Ne icra memuru gelir kapıya
Ne birinci şubenin sivil polisi
İçeride kimine kuş tüyü sedir
Yüz üstü toprağa düşer kimisi. (N.F.K.)
Bir davâ adamının hayatını ve insanın kaçınılmaz sonunu özetleyen son derece etkileyici bir tesbit. Bunu da bu kadar net olarak hayatı çilelerle geçen Üstad gibiler ifade edebilir. Dâvâ adamlığının ölçüsü zulme ve haksızlıklara karşı gösterdiği direncidir. Şairin;
İmtihanlar yokuşlar verilir
Düz yolda herkes yürüyor dostum.
Tufanlara yalçın dağlar baş eğmez,
Buzlar artı birde eriyor dostum.
Dediği gibi dâvâ adamları her türlü güçlüye göğüs gererlerken omurgasızlar, son derece sert görünseler bile, buz misali en küçük bir ısıya bile tahammül edemez ve kişilik değiştirmeye başlarlar.

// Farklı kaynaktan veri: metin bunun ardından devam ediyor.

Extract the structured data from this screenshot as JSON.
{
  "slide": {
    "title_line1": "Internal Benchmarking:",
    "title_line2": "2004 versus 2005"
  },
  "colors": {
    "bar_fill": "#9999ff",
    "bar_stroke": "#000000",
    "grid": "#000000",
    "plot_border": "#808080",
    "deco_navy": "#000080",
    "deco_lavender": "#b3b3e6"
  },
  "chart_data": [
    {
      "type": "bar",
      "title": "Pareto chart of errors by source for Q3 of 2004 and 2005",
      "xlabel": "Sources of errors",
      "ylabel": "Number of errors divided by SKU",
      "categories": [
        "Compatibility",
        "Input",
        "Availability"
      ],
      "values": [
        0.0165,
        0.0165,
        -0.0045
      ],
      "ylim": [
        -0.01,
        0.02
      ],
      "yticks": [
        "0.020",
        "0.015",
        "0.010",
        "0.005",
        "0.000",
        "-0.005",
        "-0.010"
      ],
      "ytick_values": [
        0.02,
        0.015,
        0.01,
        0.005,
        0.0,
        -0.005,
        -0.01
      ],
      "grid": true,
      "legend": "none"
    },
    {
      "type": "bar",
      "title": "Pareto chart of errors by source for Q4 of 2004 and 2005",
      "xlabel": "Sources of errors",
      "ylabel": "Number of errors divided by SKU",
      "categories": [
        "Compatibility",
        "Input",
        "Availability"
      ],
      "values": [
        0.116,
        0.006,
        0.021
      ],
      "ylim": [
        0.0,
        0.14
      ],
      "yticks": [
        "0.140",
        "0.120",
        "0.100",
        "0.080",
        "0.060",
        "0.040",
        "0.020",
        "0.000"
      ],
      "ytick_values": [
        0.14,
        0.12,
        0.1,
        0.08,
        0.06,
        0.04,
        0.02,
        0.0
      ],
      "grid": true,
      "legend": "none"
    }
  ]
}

Yakın tarihimiz bunların örnekleri ile doludur. "Harun gibi gelip, Karun gibi gitmeyeceğız" diyenlerin, dünyaya olan ihtirasları nedeniyle Firavunlara bile rahmet okuttuklarına tanık oldu bu gözlerimiz. Tercih ettiğimiz hayat şekli sonunda;
* Zulme ve zalimlere karşı verilen Hakk mücadelesi sonunda mezarda kuş tüyü sedir ile taltif edilmek de var. Zulme boyun eğerek, zalime yardım ve yataklık yaparak mezara yüz üstü düşmek de var.
* Hz. Yasir gibi Allah rızası uğruna canını verip şehit olmakta var, Ebu Cehil gibi geberip gitmekte var.
* Sevgili Hasan Bitmez kardeşimiz gibi yüreğini ortaya koyup Hak'kı haykırarak son nefesini vermekte var, bütün bu hakikatlere karşı gözlerini kapatıp hakikatlere kör, sağır ve dilsiz olmakda var.
* İmtihan edilmek ve sınanmak için geldiğimiz dünyada; inanç değerlerini savunarak adam gibi ölmek var, bir hiç uğruna sağa sola savrulup inançlı taklidi yaparakta var.
Ne dersiniz? Bir Müslüman olarak siz; kuş tüyü sedirde ağırlanmayı mı, yoksa mezara leş gibi atılmış olmayı mı tercih edersiniz? Eğer tercihiniz birincisi ise, Allah'ın (c.c.) ipine sımsıkı sarılmaktan başka çıkar bir yol yok. Söylemesi bizden.